The company Cru is highlighting the migration story and traditions of chocolate. Karla McNeil-Rueda and her partner, Eddie Houston, operate the business out of their home kitchen near Sacramento, California, selling chocolate bars, drinks and roasted cacao beans to select vendors across the United States.
For McNeil-Rueda, chocolate is more than a sweet dessert. “To us, chocolate is not a snack but a food, a ritual, nourishment. It is our history. It is an ancestor,” she tells Food Tank.
McNeil-Rueda grew up in a small town on the border of Honduras and Nicaragua where her family grew sugar cane and coffee. In 1998, after Hurricane Mitch devastated the region, she left farming to pursue an education in industrial engineering and sustainability. She went on to study fine chocolate confectionery and cacao technology at the Chocolate Institute of Latin America and the Caribbean. In 2005, she moved to the U.S. and created Cru in 2016 with Houston.
“I am very thankful that in making chocolate at home I have found a way to live a life that is more normal and natural to me,” McNeil-Rueda says.
Cru Chocolate sources its cacao directly from smallholder farms in Guatemala, Nicaragua, and Honduras. Their farmers value biodiversity and food sovereignty and do not use pesticides in their crops. The company also provides education for its farmers and supplies aid for equipment purchases, helping them to grow their own businesses.
“We source in a way that encourages long-term relationships with farmers,” McNeil-Rueda says. “Long-term thinking and the support to access opportunities allows people to see their farm as a multigenerational dream and not just a cash crop.”
An estimated 5 million households globally depend on cacao as a cash crop. Chocolate is a global US$130 billion industry, yet many farmers still earn less than US$1 per day according to a report from the International Cocoa Initiative. This can make wage disparity a persistent problem in the industry.
“For the farmers that we work with, their biggest challenge is to find more people that can source directly from their farms who have the technical understanding and the cultural sensibility to navigate the barriers that sourcing and logistics present,” McNeil-Rueda says.
In addition to supporting farmers, Cru hopes to educate customers on the ancient tradition of chocolate making.
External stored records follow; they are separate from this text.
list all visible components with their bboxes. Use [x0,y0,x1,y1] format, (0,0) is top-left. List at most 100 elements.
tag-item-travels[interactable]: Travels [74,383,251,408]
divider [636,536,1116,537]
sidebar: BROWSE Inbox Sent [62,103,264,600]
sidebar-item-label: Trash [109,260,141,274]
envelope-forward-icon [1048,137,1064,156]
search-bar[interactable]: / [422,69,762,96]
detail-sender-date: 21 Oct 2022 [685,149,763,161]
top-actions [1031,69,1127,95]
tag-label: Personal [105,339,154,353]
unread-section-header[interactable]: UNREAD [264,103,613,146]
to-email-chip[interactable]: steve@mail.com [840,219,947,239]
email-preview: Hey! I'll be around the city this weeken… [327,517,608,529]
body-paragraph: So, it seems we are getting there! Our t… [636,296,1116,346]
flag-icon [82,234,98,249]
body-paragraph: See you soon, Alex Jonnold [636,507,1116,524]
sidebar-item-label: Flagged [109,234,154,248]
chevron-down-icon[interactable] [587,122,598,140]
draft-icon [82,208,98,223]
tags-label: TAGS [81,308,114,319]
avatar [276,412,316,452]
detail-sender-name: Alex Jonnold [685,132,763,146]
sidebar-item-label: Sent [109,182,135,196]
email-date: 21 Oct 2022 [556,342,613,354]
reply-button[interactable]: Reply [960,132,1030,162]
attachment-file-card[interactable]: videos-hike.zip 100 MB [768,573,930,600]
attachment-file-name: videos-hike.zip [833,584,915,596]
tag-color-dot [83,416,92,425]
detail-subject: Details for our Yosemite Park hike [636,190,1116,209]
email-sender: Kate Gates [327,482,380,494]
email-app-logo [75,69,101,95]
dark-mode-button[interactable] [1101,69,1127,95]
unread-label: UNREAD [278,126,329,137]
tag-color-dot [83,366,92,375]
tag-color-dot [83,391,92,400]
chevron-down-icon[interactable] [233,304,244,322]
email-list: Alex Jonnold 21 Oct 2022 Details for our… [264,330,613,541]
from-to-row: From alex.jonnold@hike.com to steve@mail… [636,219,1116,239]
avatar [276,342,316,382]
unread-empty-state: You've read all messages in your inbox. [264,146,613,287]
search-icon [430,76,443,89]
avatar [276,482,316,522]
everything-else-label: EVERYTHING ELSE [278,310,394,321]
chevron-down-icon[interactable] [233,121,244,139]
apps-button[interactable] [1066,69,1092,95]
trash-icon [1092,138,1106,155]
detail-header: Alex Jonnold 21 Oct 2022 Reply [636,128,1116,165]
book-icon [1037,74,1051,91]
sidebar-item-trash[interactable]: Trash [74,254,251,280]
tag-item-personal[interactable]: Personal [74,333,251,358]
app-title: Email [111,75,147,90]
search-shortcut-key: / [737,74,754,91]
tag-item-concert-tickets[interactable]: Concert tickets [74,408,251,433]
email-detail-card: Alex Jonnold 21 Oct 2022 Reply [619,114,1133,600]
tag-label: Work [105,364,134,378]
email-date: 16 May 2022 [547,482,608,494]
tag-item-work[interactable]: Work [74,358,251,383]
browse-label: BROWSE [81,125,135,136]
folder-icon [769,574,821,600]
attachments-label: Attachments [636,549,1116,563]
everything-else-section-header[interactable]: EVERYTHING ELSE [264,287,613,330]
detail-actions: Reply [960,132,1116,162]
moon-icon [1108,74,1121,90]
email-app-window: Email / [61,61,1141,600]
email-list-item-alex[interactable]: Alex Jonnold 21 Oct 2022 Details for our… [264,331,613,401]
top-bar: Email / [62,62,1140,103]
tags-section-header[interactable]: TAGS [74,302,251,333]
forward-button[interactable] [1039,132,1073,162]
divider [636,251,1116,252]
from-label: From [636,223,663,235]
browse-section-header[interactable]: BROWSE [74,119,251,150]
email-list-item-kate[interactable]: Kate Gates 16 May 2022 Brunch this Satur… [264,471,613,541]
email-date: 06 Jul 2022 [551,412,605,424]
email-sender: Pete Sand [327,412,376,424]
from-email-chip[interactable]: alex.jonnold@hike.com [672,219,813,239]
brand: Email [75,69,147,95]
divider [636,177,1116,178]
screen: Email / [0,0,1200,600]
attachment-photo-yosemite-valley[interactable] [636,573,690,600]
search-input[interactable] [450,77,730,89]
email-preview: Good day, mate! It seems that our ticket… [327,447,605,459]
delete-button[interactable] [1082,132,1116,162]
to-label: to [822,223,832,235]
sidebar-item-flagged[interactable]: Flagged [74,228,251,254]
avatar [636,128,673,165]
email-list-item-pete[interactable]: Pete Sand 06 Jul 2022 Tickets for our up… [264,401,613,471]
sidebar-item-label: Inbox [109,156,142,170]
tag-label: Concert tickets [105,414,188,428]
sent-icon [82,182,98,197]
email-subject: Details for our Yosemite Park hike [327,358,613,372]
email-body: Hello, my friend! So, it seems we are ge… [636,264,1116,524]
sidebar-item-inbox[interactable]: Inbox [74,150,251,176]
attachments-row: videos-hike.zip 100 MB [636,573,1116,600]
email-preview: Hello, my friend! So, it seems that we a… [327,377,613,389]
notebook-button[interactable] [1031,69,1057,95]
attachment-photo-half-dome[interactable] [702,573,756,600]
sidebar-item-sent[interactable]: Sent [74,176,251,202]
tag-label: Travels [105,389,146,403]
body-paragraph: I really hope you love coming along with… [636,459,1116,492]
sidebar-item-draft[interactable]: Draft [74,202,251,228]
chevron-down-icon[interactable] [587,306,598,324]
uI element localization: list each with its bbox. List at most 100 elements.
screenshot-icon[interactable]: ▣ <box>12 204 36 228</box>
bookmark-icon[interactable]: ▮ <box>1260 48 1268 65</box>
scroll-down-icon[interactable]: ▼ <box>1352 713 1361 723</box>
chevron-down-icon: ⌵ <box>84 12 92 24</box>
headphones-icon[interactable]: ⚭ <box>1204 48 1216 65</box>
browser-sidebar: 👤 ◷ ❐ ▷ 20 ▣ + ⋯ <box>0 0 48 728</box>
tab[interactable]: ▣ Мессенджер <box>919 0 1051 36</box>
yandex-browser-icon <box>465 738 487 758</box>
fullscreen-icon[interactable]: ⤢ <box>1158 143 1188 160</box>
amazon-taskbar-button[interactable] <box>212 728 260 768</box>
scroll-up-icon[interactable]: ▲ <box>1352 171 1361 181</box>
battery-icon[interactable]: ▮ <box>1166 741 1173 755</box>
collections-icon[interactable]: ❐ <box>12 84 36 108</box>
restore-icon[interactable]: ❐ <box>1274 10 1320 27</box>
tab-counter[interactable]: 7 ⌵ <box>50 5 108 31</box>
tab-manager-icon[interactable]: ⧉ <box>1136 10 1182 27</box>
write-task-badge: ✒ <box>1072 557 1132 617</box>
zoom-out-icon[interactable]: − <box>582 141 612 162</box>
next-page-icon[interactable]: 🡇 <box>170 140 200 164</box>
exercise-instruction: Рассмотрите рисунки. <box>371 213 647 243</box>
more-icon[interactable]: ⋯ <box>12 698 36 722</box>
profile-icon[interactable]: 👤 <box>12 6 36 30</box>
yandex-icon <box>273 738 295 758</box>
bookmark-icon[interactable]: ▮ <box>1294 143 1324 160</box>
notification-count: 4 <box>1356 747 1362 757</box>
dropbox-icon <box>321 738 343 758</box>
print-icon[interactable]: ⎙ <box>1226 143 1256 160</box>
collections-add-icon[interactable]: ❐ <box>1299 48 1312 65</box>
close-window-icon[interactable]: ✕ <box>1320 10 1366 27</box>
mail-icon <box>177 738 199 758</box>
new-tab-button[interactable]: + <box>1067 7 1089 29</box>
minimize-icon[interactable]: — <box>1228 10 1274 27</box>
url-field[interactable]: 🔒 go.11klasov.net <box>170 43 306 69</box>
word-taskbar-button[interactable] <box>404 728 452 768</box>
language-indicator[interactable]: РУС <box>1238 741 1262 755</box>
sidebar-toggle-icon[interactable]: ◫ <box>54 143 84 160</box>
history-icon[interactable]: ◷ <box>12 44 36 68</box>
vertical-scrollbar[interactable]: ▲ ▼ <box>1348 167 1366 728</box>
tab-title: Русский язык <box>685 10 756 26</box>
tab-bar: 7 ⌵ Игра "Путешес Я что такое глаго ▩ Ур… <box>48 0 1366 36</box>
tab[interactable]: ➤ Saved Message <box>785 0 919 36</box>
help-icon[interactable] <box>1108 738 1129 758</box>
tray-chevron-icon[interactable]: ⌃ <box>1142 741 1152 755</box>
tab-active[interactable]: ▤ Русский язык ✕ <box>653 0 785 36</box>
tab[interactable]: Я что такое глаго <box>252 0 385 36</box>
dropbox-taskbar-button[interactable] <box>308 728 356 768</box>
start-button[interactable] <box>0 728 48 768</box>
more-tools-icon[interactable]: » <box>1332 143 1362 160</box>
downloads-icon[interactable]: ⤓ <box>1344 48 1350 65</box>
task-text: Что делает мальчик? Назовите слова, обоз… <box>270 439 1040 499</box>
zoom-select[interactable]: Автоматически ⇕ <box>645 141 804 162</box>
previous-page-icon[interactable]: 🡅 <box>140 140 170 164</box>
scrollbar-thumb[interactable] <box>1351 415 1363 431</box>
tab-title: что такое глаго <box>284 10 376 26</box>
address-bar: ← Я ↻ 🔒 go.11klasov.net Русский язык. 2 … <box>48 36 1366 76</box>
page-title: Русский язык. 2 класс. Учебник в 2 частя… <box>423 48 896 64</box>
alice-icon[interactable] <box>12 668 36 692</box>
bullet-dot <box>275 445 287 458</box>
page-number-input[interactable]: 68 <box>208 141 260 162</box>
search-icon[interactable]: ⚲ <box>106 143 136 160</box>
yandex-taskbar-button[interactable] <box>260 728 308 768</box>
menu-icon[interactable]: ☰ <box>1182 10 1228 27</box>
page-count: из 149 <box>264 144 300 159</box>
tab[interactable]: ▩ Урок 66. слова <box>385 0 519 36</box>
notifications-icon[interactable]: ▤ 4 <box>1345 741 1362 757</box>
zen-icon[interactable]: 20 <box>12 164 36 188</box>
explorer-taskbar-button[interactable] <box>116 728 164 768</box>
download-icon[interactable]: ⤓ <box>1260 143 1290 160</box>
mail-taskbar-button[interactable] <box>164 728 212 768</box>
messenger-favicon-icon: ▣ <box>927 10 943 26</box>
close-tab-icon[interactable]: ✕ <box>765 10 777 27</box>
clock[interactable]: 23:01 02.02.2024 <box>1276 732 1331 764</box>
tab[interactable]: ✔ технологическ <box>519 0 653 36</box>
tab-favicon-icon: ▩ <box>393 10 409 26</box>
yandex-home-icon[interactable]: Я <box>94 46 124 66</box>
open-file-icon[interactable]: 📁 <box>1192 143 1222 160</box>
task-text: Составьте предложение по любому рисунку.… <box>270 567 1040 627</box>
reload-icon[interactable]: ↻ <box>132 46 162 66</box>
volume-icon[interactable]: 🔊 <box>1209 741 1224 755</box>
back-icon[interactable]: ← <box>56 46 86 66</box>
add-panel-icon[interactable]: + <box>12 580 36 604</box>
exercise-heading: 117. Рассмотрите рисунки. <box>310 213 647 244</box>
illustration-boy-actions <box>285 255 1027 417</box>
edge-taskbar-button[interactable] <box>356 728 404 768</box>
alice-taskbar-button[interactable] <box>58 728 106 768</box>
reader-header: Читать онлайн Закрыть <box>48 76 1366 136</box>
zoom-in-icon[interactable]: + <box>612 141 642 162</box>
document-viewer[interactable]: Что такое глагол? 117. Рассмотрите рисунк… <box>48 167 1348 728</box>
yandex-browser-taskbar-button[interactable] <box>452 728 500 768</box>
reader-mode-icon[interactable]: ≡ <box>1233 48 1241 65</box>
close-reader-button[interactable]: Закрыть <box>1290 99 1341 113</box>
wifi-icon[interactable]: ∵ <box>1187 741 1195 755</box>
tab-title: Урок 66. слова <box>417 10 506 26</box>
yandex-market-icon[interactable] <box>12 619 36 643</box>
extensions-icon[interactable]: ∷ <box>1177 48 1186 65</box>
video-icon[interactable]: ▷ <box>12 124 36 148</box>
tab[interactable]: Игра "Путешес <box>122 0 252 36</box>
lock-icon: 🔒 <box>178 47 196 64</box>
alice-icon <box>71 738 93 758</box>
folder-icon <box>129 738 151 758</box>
Chocolate’s origin is a cacao-based drink mixed with corn and spices, often enjoyed throughout the day. The Mayan and Aztec people of Central America were the first to cultivate, ferment, and dry cacao, inventing a process that is still used today.
“I hope consumers can see that what they love the most comes from people that they are being taught to fear and resent,” she says. “I hope consumers can see that migration is not just natural and necessary but that it creates what we love most, not just in a recipe but in our lives.”